The government has set 5 tests that need to be met. The NHS would now seem to have adequate capacity and the R rate looks as if it is below 1. It could also be argued that the death rate is falling in a sustained and consistent manner. It is less easy to say that testing and PPE capacity is sufficient, and the risks of a second wave developing on ending the lockdown is very hard to assess. Overall there is a high degree of subjectivity in the test assessments, implying that conditions will be eased “when it feels right to do so”. Should the deciding guidance come from scientists or economists? In trying to seek a balance between the two disciplines, the Centre for Economic Performance at the LSE has come up with the concept of WELLBYs – a measurement of well-being – which balances all of the positives and negatives of ending the lockdown over time, to produce an optimal date. But can such an approach possibly work?
The team at the CEP have looked at the various areas of our lives that would be improved by ending the lockdown; income, employment, mental health, education, public confidence etc., and compared these with the costs of doing so, principally an increase in Covid-19 related deaths, but also increased pollution and road deaths resulting from a fully functioning economy. By attributing a value to all of these factors they produce a net number that, once positive, determines the date at which we should end the lockdown.
In essence this type of cost-benefit analysis is nothing new. I have written in these columns before about the concept of QALYs (Quality-Adjusted Life Years) as a way of deciding which charity to give donations. For many years the NHS has used QALYs as a generic measure of disease burden. Any intervention that produces a fully healthy additional year of life would have a value of 1, but if it gave a year of impaired life, either physically or mentally, that value would be lower. The CEP concept of Wellbeing-Years (WELLBYs) is very similar. WELLBYs are calculated with a standard 0-10 index used by social scientists when asking people how happy they are. On this scale the average wellbeing in the UK is 7.5, so the loss of one year of life is 7.5 WELLBYs lost.
So how does the CEP analysis calculate the date of a full end to the lockdown? Regarding the positive elements (income, health, education etc.) the longer the lockdown, the greater the value of the WELLBYs. While for the negatives (largely the number of deaths) the value is constant. For example, they assume that income is 28% down on 2019 and that, if the lockdown were to end this month, it would take a year for output to return to previous levels, while if we wait to September it would take 2 years. They then translate the value for each 1% increase in income into WELLBYs, which for May lockdown end is 48 and August 103. This process is applied to each of the positive factors to produce a total that is then compared with the negatives of staying locked down. For the negative number they assume that each person that dies from the disease would have lived a further six years (producing a WELLBY of -158), and that the effects of a fully functioning economy on road deaths and deaths from pollution are constant. Their numbers are to a large extent only illustrative, as they appreciate that there is a subjective element to the weightings that are put on each of the components. Nevertheless, they do produce a date when the balance swings in favour of the positives – and that date is June1st.
Just in case anyone thinks that the CEP has created the optimal decision-making solution, it is worth noting just how many assumptions need to be made in making such a calculation. While the work is a combination of inputs from scientist and economists, it does incorporate the standard economic process of assuming all other factors remain constant.
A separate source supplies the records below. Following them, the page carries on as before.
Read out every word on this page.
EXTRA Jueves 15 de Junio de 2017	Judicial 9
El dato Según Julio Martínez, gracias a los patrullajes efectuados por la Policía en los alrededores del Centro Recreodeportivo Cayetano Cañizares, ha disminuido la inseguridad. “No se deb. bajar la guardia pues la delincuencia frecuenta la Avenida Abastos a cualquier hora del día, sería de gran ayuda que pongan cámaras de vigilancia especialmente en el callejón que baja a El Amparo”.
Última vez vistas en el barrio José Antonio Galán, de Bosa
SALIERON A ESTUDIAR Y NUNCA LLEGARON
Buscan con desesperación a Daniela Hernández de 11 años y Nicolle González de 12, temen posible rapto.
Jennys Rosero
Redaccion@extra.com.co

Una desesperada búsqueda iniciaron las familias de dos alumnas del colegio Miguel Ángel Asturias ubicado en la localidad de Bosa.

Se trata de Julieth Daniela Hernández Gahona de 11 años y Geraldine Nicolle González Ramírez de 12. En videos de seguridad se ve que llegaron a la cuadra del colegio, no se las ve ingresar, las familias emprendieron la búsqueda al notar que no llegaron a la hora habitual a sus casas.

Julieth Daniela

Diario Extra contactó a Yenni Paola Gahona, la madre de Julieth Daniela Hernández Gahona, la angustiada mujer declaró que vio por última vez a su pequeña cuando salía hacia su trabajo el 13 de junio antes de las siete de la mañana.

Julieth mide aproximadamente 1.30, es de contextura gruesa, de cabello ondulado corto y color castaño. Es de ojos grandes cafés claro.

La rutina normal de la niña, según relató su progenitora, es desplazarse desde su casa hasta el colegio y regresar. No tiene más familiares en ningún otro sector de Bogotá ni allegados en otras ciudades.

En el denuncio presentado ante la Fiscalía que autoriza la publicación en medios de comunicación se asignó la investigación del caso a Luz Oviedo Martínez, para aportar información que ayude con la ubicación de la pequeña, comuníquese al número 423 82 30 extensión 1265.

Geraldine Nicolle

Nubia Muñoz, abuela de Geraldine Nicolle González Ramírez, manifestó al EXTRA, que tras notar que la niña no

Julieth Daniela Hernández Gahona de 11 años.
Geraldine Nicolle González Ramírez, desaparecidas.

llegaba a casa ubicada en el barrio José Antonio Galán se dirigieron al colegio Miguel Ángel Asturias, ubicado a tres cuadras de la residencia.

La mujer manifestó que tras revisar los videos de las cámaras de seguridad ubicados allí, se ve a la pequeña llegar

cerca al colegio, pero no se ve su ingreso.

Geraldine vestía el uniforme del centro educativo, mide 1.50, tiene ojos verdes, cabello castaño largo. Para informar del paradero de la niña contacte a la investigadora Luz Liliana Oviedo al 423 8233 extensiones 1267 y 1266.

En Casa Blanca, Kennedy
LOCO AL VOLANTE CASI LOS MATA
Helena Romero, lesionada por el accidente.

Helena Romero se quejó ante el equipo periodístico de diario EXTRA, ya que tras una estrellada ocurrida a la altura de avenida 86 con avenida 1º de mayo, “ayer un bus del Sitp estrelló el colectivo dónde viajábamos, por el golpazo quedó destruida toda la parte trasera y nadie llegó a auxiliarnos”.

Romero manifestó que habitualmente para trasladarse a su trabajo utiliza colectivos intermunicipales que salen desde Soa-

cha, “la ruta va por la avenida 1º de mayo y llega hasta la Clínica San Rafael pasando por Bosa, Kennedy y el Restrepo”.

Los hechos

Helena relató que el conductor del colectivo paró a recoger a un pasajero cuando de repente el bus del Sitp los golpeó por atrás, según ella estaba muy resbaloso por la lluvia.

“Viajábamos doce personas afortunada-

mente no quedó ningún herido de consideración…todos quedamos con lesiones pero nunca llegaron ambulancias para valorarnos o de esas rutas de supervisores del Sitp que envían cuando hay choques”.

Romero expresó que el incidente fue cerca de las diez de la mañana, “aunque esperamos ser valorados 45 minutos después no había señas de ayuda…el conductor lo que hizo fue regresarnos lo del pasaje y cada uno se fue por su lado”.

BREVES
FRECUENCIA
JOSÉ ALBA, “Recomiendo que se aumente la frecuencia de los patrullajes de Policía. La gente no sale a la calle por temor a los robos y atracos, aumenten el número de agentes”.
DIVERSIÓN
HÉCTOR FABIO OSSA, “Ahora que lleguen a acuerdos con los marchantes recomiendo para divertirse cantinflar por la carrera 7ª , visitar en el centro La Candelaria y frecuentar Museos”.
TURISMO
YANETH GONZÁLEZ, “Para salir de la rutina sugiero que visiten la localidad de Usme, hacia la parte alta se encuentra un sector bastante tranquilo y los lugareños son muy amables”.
As we have seen, the lockdown impact has changed over time, particularly as people have become accustomed to working from home. There is a great risk in assuming that the process of ending the lockdown can be boiled down to a number. What economists often do is confuse a puzzle, which can be solved, to a mystery, which cannot. Covid-19 may ultimately be regarded as a puzzle, but for now its cure and its evolution remain a mystery.
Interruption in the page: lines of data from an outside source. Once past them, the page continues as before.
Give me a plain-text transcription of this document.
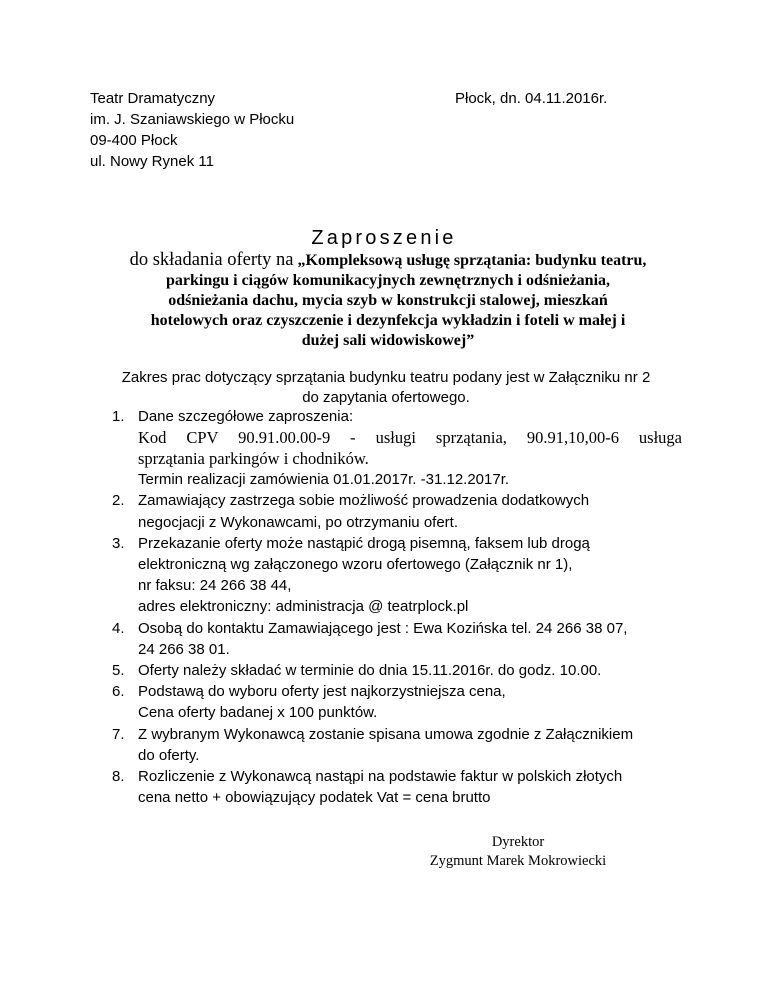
Teatr Dramatyczny
im. J. Szaniawskiego w Płocku
09-400 Płock
ul. Nowy Rynek 11
Płock, dn. 04.11.2016r.
Zaproszenie
do składania oferty na „Kompleksową usługę sprzątania: budynku teatru,
parkingu i ciągów komunikacyjnych zewnętrznych i odśnieżania,
odśnieżania dachu, mycia szyb w konstrukcji stalowej, mieszkań
hotelowych oraz czyszczenie i dezynfekcja wykładzin i foteli w małej i
dużej sali widowiskowej”
Zakres prac dotyczący sprzątania budynku teatru podany jest w Załączniku nr 2
do zapytania ofertowego.
1. Dane szczegółowe zaproszenia:
Kod CPV 90.91.00.00-9 - usługi sprzątania, 90.91,10,00-6 usługa
sprzątania parkingów i chodników.
Termin realizacji zamówienia 01.01.2017r. -31.12.2017r.
2. Zamawiający zastrzega sobie możliwość prowadzenia dodatkowych
negocjacji z Wykonawcami, po otrzymaniu ofert.
3. Przekazanie oferty może nastąpić drogą pisemną, faksem lub drogą
elektroniczną wg załączonego wzoru ofertowego (Załącznik nr 1),
nr faksu: 24 266 38 44,
adres elektroniczny: administracja @ teatrplock.pl
4. Osobą do kontaktu Zamawiającego jest : Ewa Kozińska tel. 24 266 38 07,
24 266 38 01.
5. Oferty należy składać w terminie do dnia 15.11.2016r. do godz. 10.00.
6. Podstawą do wyboru oferty jest najkorzystniejsza cena,
Cena oferty badanej x 100 punktów.
7. Z wybranym Wykonawcą zostanie spisana umowa zgodnie z Załącznikiem
do oferty.
8. Rozliczenie z Wykonawcą nastąpi na podstawie faktur w polskich złotych
cena netto + obowiązujący podatek Vat = cena brutto
Dyrektor
Zygmunt Marek Mokrowiecki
All of this brings us back to the governments 5 tests. The team at the CEP is clear that politicians ultimately have to make the decision. They also make it clear that they have produced a framework for measurement, not a supportable conclusion, acknowledging that others could argue different weightings. They hope that their initiative will spark further study which will help develop the science of ‘wellbeing”. A decision has to be made, and it is inevitable that there will be those who argue that the timing is wrong, but as a number of people have recently commented – hindsight is a 2020 experience.